The AI hiring boom that followed the tech sector's 2023-2024 contraction brought a new wrinkle. City agencies began contracting with firms in SoMa and Mission Bay to run machine-learning tools on their archives — tools that require clean, well-labeled training data. Those vendors quickly discovered that feeding duplicate images into a model produces degraded outputs, and several contracts were quietly renegotiated when the data quality fell short of what had been promised.
The San Francisco Controller's Office noted in its Fiscal Year 2025 performance report that city departments spent an estimated $2.1 million on unplanned data remediation work in the twelve months ending June 30, 2025 — a figure that includes storage costs, contractor hours, and staff overtime. That number is expected to rise for FY2026 unless a systemic fix is in place before the fiscal year closes on June 30, 2027.
What Happens Next
The Department of Technology has issued a request for proposals, posted in May 2026, seeking vendors who can run automated deduplication across the city's Microsoft Azure and legacy on-premise servers. The contract ceiling listed in the RFP is $875,000. Shortlisted vendors are expected to be announced by September, with remediation work targeted to begin in the first quarter of 2027.
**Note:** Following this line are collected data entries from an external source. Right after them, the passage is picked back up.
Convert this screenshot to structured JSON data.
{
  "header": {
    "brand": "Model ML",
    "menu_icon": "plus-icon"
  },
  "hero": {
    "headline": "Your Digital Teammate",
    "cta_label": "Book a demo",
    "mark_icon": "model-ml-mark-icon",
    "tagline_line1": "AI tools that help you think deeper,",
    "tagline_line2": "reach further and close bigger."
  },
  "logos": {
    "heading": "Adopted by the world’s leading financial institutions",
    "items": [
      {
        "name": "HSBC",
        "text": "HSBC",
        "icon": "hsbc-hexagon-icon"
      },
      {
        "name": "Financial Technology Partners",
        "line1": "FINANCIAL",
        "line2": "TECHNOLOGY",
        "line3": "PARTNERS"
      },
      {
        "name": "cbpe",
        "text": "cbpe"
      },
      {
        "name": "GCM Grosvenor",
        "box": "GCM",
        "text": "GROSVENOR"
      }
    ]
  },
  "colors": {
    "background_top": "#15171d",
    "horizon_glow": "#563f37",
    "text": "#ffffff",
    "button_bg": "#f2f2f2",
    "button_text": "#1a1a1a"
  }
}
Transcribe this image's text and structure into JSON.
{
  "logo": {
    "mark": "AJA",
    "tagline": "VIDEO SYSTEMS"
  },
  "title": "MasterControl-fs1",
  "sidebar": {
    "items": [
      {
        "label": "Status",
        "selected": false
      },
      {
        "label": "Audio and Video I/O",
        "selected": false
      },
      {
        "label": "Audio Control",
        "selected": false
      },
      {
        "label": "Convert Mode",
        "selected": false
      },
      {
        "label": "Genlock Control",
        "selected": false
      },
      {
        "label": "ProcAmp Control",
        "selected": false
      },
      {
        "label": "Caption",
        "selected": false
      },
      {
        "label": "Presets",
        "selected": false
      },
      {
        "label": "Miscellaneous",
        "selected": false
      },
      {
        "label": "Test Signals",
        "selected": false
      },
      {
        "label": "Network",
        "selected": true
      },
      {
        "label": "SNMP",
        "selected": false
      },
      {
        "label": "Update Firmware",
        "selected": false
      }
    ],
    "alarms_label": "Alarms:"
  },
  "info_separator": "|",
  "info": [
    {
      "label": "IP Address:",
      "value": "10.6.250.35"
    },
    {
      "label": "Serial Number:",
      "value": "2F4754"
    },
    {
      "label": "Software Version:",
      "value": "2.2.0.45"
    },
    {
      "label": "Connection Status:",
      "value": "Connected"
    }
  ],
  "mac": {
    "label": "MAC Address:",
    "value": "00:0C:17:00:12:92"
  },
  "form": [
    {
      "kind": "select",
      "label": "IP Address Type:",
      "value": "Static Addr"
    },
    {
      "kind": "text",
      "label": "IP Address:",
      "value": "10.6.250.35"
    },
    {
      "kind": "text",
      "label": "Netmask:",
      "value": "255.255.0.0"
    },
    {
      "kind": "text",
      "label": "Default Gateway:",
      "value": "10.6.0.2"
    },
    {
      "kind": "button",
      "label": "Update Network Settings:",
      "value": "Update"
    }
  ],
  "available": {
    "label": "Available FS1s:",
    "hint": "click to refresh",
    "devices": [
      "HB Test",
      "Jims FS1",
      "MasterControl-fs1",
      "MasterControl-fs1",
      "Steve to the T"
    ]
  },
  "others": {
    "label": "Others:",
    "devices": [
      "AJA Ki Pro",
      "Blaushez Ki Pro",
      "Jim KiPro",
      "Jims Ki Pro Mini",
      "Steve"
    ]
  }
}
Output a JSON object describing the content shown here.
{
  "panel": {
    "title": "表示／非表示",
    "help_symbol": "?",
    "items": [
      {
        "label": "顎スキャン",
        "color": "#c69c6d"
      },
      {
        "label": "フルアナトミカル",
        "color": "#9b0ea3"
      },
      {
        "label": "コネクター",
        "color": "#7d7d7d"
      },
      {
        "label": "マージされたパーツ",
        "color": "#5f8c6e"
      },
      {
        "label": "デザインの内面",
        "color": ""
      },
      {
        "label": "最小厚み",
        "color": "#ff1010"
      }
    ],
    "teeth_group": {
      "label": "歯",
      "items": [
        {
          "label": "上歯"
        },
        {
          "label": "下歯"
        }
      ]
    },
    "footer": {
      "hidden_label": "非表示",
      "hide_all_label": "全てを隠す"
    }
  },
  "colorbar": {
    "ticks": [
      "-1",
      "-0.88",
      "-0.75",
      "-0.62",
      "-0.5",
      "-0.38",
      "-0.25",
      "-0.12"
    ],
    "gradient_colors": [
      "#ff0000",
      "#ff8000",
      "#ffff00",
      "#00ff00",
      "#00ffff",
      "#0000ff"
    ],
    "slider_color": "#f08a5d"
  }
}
Meanwhile, the SF Digital Services office has circulated new internal guidelines requiring all departments to adopt a standardized file-naming protocol — a 16-character alphanumeric string tied to department code, date, and a sequential identifier — before uploading any image to shared drives. Compliance training is scheduled at the Civic Center campus in August.
For residents and businesses that interact with city permitting systems or submit images as part of applications — say, a restaurateur on Valencia Street filing a sidewalk-seating permit with photos attached — the near-term experience is unlikely to change. But IT officials say the cleanup is foundational to the city's ambition of linking Planning, Public Works, and the Department of Building Inspection into a single permitting interface by late 2027. Get the images wrong, and that integration stalls. The duplicate problem, unglamorous as it is, turns out to be load-bearing.